Treatment of Metabolic Alkalosis with Hypertension, Hypokalemia, and High Mineralocorticoid States
This protocol addresses metabolic alkalosis presenting with intravascular volume expansion, urine chloride above 20 mmol/L, elevated blood pressure, and hypokalemia — a pattern driven by high mineralocorticoid activity. Unlike volume-depleted (chloride-responsive) alkalosis, this subtype requires a fundamentally different approach.
Clinical Scenario
The defining features are urine chloride exceeding 20 mmol/L (chloride resistance), intravascular volume expansion rather than depletion, hypertension, and concurrent hypokalemia — all consistent with excess mineralocorticoid activity as the underlying driver.
Management Approach
Management is directed at identifying and modifying the primary source of mineralocorticoid excess — whether through surgical or pharmacological means — alongside targeted correction of the potassium deficit. The full structured protocol, including treatment sequencing and specific intervention criteria, is available via the link below.
Clinical Goal
Correction of hypokalemia, with normalisation of serum potassium as the key marker of response.
References
DOI: 10.1053/j.ajkd.2021.12.016
- The treatment of metabolic alkalosis with volume expansion (urine Cl− > 20 mmol/L and elevated blood pressure) is mainly directed at modification of the primary cause when associated with high mineralocorticoid states, and the correction of hypokalemia.

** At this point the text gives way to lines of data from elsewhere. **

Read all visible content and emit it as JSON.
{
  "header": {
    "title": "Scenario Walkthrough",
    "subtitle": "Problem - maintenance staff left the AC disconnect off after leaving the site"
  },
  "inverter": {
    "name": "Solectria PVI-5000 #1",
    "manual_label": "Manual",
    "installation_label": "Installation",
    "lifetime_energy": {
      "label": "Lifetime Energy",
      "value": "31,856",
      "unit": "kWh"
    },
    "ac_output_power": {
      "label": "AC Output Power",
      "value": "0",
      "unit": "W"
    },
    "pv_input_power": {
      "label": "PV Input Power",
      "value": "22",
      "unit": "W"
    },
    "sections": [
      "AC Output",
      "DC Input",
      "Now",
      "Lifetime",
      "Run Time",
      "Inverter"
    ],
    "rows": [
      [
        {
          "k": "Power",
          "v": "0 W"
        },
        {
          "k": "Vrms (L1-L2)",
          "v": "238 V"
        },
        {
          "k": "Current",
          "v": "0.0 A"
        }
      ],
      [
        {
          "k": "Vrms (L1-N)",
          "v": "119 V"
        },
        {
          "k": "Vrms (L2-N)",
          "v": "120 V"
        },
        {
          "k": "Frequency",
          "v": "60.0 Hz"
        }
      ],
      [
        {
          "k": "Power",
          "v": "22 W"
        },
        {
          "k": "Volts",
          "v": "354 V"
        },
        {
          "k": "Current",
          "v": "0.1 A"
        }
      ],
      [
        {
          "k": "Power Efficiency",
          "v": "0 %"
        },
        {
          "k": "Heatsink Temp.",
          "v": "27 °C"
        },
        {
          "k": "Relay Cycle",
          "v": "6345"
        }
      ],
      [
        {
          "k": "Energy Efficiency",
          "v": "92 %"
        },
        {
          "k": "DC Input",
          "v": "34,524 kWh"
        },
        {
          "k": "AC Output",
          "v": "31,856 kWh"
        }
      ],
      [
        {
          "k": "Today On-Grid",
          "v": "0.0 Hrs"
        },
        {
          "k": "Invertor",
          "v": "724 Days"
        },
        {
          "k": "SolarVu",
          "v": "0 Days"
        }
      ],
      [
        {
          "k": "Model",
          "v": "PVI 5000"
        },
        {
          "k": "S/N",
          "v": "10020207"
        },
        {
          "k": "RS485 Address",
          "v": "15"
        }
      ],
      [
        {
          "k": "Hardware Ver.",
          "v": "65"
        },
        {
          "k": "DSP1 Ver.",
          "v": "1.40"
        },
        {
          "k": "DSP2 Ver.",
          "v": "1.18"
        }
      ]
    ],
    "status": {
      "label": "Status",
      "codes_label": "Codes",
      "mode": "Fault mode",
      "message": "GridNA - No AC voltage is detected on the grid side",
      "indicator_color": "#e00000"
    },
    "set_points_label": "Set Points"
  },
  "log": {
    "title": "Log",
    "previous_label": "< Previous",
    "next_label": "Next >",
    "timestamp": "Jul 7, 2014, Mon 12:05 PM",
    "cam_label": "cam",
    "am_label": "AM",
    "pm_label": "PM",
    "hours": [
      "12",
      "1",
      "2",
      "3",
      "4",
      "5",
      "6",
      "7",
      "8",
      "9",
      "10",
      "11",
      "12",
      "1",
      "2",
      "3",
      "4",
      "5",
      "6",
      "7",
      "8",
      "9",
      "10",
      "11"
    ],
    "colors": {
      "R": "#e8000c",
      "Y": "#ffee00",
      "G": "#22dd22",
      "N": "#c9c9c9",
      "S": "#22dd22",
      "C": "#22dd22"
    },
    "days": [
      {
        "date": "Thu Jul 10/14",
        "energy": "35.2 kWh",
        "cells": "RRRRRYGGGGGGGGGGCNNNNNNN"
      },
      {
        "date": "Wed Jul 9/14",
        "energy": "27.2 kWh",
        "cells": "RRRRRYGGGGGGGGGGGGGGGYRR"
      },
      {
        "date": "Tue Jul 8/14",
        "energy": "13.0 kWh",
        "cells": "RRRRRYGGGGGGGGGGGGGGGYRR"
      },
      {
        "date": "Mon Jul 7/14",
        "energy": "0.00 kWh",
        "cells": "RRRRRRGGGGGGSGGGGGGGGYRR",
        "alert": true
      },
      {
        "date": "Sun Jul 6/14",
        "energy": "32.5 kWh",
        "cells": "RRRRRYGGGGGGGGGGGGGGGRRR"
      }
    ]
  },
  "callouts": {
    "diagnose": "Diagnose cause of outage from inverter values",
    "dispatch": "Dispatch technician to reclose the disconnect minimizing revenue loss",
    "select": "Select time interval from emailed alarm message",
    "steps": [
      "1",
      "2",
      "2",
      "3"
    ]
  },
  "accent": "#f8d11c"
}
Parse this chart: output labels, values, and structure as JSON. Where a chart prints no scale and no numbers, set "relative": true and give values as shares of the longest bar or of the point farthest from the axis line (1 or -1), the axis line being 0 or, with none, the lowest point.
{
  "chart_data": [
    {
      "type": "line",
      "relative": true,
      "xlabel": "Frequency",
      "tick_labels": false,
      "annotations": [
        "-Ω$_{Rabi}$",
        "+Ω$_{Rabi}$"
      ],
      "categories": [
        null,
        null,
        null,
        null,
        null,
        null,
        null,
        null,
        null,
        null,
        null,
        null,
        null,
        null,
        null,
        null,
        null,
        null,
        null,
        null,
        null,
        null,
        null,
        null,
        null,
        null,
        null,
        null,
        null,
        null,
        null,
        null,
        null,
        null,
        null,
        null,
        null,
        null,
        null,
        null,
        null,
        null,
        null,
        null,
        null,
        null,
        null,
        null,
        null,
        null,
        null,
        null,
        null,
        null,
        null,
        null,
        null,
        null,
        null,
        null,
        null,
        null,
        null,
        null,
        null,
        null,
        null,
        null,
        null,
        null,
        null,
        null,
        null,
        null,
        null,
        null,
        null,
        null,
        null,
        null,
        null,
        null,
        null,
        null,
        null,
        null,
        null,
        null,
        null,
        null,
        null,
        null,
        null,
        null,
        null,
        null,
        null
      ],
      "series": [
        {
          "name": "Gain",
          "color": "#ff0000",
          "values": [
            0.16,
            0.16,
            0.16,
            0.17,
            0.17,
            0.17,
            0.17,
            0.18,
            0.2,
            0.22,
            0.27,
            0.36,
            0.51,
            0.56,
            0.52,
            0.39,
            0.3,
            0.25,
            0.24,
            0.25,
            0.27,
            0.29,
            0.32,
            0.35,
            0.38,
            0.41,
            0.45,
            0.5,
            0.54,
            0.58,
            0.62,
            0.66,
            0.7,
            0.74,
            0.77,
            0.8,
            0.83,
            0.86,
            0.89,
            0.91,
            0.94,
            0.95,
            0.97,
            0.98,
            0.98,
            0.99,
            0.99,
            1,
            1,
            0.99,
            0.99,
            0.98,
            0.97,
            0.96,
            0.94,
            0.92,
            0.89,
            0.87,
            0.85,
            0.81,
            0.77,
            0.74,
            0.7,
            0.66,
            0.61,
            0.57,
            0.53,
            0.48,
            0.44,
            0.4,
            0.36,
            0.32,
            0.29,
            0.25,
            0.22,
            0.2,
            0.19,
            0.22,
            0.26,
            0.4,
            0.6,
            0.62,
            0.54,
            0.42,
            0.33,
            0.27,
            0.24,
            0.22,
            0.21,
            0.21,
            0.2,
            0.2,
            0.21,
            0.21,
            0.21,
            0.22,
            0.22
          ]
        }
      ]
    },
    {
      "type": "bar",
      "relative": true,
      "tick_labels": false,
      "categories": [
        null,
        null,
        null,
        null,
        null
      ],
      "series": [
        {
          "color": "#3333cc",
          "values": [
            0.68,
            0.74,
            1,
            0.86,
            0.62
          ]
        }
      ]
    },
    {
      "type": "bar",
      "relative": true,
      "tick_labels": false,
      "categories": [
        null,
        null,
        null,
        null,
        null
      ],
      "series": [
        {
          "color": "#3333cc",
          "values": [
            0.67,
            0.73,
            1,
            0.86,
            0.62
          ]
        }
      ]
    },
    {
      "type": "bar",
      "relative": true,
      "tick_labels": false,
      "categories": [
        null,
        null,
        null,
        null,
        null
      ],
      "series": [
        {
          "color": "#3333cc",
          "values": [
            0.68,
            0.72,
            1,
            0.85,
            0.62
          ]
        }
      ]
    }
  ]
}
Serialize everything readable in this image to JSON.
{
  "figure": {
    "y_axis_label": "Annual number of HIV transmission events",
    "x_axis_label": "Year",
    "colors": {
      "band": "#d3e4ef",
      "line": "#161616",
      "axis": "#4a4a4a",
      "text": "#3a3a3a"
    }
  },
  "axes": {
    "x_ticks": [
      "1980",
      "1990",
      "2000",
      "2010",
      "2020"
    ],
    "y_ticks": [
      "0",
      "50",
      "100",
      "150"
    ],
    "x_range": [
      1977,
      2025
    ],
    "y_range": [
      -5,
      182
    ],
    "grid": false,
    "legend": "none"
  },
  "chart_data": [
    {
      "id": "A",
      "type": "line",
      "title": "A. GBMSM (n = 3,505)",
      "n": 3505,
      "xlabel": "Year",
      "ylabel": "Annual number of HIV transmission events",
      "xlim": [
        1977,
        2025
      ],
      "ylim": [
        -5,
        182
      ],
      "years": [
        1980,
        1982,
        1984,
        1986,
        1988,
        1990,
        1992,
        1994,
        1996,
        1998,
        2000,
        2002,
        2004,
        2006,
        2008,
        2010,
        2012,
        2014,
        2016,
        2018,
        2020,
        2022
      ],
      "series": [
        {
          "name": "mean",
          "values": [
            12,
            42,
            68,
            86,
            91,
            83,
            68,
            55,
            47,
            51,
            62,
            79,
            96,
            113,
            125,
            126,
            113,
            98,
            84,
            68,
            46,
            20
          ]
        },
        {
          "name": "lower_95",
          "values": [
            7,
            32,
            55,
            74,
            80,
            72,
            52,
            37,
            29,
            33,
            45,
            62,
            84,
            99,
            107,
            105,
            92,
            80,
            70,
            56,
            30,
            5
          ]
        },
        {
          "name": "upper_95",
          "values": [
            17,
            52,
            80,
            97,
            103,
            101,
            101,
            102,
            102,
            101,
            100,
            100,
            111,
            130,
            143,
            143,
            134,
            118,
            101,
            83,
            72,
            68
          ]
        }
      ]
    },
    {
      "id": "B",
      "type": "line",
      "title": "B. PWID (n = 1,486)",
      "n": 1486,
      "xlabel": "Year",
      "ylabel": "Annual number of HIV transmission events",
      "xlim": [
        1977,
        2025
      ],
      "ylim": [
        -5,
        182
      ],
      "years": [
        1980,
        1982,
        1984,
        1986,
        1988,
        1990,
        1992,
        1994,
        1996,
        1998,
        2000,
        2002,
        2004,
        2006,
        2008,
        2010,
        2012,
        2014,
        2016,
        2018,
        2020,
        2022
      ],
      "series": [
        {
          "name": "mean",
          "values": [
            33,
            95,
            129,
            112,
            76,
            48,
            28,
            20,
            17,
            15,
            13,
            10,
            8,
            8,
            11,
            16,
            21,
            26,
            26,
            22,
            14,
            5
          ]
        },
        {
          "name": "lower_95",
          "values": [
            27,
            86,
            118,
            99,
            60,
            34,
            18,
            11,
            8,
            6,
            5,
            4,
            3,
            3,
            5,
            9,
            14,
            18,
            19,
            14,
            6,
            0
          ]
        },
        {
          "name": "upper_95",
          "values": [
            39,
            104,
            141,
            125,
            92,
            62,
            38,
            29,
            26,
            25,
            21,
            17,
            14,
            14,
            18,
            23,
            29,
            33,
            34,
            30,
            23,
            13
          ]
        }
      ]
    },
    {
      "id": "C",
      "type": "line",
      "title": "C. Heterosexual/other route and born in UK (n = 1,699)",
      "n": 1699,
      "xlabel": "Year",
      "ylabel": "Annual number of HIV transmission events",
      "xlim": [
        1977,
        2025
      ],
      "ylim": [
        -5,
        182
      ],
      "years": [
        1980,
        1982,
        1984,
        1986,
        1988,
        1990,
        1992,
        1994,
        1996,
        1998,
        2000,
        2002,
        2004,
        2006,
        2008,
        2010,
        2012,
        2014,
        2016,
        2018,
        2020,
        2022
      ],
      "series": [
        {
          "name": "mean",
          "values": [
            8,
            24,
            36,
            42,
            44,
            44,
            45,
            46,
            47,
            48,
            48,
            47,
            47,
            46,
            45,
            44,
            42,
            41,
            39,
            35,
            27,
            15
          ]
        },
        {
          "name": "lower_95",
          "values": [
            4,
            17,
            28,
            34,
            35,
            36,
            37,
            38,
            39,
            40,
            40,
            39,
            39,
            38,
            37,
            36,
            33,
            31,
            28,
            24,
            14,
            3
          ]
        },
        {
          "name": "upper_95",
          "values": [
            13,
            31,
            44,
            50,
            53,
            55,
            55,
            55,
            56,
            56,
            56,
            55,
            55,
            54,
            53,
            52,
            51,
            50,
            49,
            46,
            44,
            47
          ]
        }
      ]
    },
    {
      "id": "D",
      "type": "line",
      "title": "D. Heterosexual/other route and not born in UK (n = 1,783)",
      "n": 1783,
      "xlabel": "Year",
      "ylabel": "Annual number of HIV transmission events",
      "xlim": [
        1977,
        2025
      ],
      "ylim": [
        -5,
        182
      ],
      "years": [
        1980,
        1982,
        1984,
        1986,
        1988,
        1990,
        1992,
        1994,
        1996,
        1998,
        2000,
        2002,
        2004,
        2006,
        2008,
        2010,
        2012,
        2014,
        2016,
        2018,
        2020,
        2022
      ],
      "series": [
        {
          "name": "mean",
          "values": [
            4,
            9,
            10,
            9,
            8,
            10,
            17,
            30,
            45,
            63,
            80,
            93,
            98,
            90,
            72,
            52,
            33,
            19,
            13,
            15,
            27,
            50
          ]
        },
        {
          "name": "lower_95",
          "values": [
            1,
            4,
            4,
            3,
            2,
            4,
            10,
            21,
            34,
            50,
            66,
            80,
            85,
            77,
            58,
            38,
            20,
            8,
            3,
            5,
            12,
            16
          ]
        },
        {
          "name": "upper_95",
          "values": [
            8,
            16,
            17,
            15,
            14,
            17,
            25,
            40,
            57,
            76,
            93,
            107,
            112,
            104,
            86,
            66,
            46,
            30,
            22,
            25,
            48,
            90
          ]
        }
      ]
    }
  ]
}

- Almost all cases of Cl−-resistant alkalosis are associated with hypokalemia; therefore, the correction of K+ deficiency is essential to diminish the severity of metabolic alkalosis.
- Removing the source of mineralocorticoid excess, as in adrenal or pituitary tumors, is the cornerstone of this therapy.
- In other cases, such as in primary hyperaldosteronism, treatment could be pursued via direct hormone blockade with the use of mineralocorticoid receptor antagonists (eg, spironolactone, eplerenone) or via amiloride, an ENaC blocker.
- The judicious use of oral or intravenous K+ supplementation is advised, depending on the severity of the hypokalemia.